Mas essa questão não é simples, na verdade é muito mais complexa do que imaginamos porque definir crueldade varia de pessoa para pessoa. Há os que consideram o abate de gado para a produção de carne tão cruel quanto maltratar um cão ou mesmo fazer experimentos científicos que envolvem bichos. Afinal, não seria hipocrisia combater os maus tratos para com os animais e se fartar com um bife suculento na refeição? Pois é. O que os olhos não veem o coração não sente. Sempre me lembro do comentário de meu marido que absorto, refletia enquanto esperávamos na fila do açougue: “pode chegar o dia em que malvados alienígenas governem nosso planeta e então serão nossas pernas e cabeças que poderão estar dependuradas nos seus açougues”. Nunca mais comi um bife com o sabor de antigamente.
E se fôssemos nós os caçados, nós os humilhados? Nós, os explorados e abatidos? Lembrei-me do filme “O planeta dos macacos” que me impressionou muito na época e me fez refletir sobre o inverso da situação A literatura nos dá outros exemplos fantásticos. O livro “A revolução dos bichos” (1945), de George Orwell, um libertário com total aversão a toda espécie de autoritarismo, figura entre os cem melhores da língua inglesa. Embora o objetivo do autor fosse fazer uma sátira à União Soviética comunista, o livro todo conta as peripécias dos animais de uma fazenda, que incentivados por um velho porco, se rebelam e “tomam o poder”, concretizando o sonho de serem governados por eles mesmos. Estabelecem daí por diante sete mandamentos dos animais, entre eles, considerar “qualquer coisa que ande sobre duas patas um inimigo e qualquer coisa que ande sobre quatro patas, ou tenha asas, um amigo”. Mas a empreitada não tem sucesso porque de tanto conviver com os homens eles aprendem a criar uma sociedade tão injusta quanto a dos humanos.
E eu não poderia deixar de citar o memorável conto de Clarice Lispector, “Uma galinha”. A família decide matar a galinha para o almoço do dia.
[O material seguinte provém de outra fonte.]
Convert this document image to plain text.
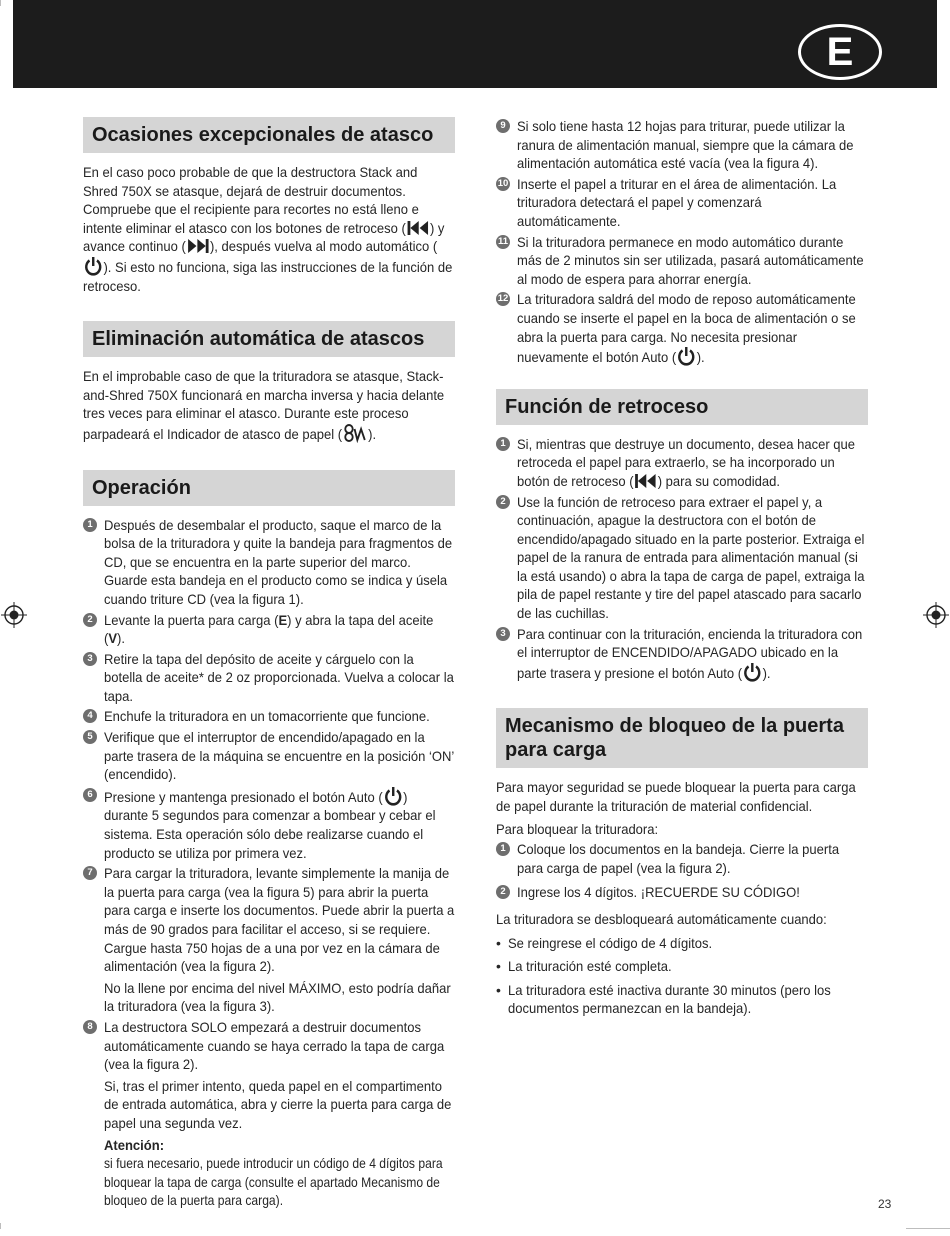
E
Ocasiones excepcionales de atasco

En el caso poco probable de que la destructora Stack and Shred 750X se atasque, dejará de destruir documentos. Compruebe que el recipiente para recortes no está lleno e intente eliminar el atasco con los botones de retroceso ( ) y avance continuo ( ), después vuelva al modo automático (). Si esto no funciona, siga las instrucciones de la función de retroceso.

Eliminación automática de atascos

En el improbable caso de que la trituradora se atasque, Stack-and-Shred 750X funcionará en marcha inversa y hacia delante tres veces para eliminar el atasco. Durante este proceso parpadeará el Indicador de atasco de papel ( ).

Operación
1 Después de desembalar el producto, saque el marco de la bolsa de la trituradora y quite la bandeja para fragmentos de CD, que se encuentra en la parte superior del marco. Guarde esta bandeja en el producto como se indica y úsela cuando triture CD (vea la figura 1).
2 Levante la puerta para carga (E) y abra la tapa del aceite (V).
3 Retire la tapa del depósito de aceite y cárguelo con la botella de aceite* de 2 oz proporcionada. Vuelva a colocar la tapa.
4 Enchufe la trituradora en un tomacorriente que funcione.
5 Verifique que el interruptor de encendido/apagado en la parte trasera de la máquina se encuentre en la posición ‘ON’ (encendido).
6 Presione y mantenga presionado el botón Auto ( ) durante 5 segundos para comenzar a bombear y cebar el sistema. Esta operación sólo debe realizarse cuando el producto se utiliza por primera vez.
7 Para cargar la trituradora, levante simplemente la manija de la puerta para carga (vea la figura 5) para abrir la puerta para carga e inserte los documentos. Puede abrir la puerta a más de 90 grados para facilitar el acceso, si se requiere. Cargue hasta 750 hojas de a una por vez en la cámara de alimentación (vea la figura 2).
No la llene por encima del nivel MÁXIMO, esto podría dañar la trituradora (vea la figura 3).
8 La destructora SOLO empezará a destruir documentos automáticamente cuando se haya cerrado la tapa de carga (vea la figura 2).
Si, tras el primer intento, queda papel en el compartimento de entrada automática, abra y cierre la puerta para carga de papel una segunda vez.
Atención:
si fuera necesario, puede introducir un código de 4 dígitos para bloquear la tapa de carga (consulte el apartado Mecanismo de bloqueo de la puerta para carga).
9 Si solo tiene hasta 12 hojas para triturar, puede utilizar la ranura de alimentación manual, siempre que la cámara de alimentación automática esté vacía (vea la figura 4).
10 Inserte el papel a triturar en el área de alimentación. La trituradora detectará el papel y comenzará automáticamente.
11 Si la trituradora permanece en modo automático durante más de 2 minutos sin ser utilizada, pasará automáticamente al modo de espera para ahorrar energía.
12 La trituradora saldrá del modo de reposo automáticamente cuando se inserte el papel en la boca de alimentación o se abra la puerta para carga. No necesita presionar nuevamente el botón Auto ( ).
Función de retroceso
1 Si, mientras que destruye un documento, desea hacer que retroceda el papel para extraerlo, se ha incorporado un botón de retroceso ( ) para su comodidad.
2 Use la función de retroceso para extraer el papel y, a continuación, apague la destructora con el botón de encendido/apagado situado en la parte posterior. Extraiga el papel de la ranura de entrada para alimentación manual (si la está usando) o abra la tapa de carga de papel, extraiga la pila de papel restante y tire del papel atascado para sacarlo de las cuchillas.
3 Para continuar con la trituración, encienda la trituradora con el interruptor de ENCENDIDO/APAGADO ubicado en la parte trasera y presione el botón Auto ( ).
Mecanismo de bloqueo de la puerta para carga

Para mayor seguridad se puede bloquear la puerta para carga de papel durante la trituración de material confidencial.

Para bloquear la trituradora:

1 Coloque los documentos en la bandeja. Cierre la puerta para carga de papel (vea la figura 2).
2 Ingrese los 4 dígitos. ¡RECUERDE SU CÓDIGO!

La trituradora se desbloqueará automáticamente cuando:

• Se reingrese el código de 4 dígitos.
• La trituración esté completa.
• La trituradora esté inactiva durante 30 minutos (pero los documentos permanezcan en la bandeja).
23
A pobre ave que talvez trouxesse um anseio de liberdade no peito, alça um voo curto e consegue fugir, pulando pelos telhados. O dono da casa, impulsionado pelo seu anseio de conquista, galgando um muro aqui e outro ali, logrou trazer a galinha de volta. “Sozinha no mundo, sem pai nem mãe”, rodeada por gente estranha, a galinha sofre, se aninha no meio da cozinha e põe um ovo, decerto prematuro pelo susto. A menina da casa exclama: “Mamãe, mamãe, não mate a galinha, ela pôs um ovo! Ela quer o nosso bem”. Todos são tocados pelo acontecido, intuem algo de sobrenatural e decidem pela vida da galinha, que daquele dia em diante passa a ser a rainha da casa. Até que um dia ela não escapa, pois finalmente decidem transformá-la em refeição.
O dicionário nos diz que animal é “um ser vivo organizado e dotado de sensibilidade”. Os animais são sensíveis e sofrem. Em determinado momento do conto, Clarice Lispector diz: “Que é que havia nas suas vísceras que fazia dela um ser? A galinha é um ser”. Assim também são os cavalos, os bois, os touros, os cães, os gatos, os elefantes e todos os outros animais que merecem nossos cuidados, nosso carinho e nosso respeito.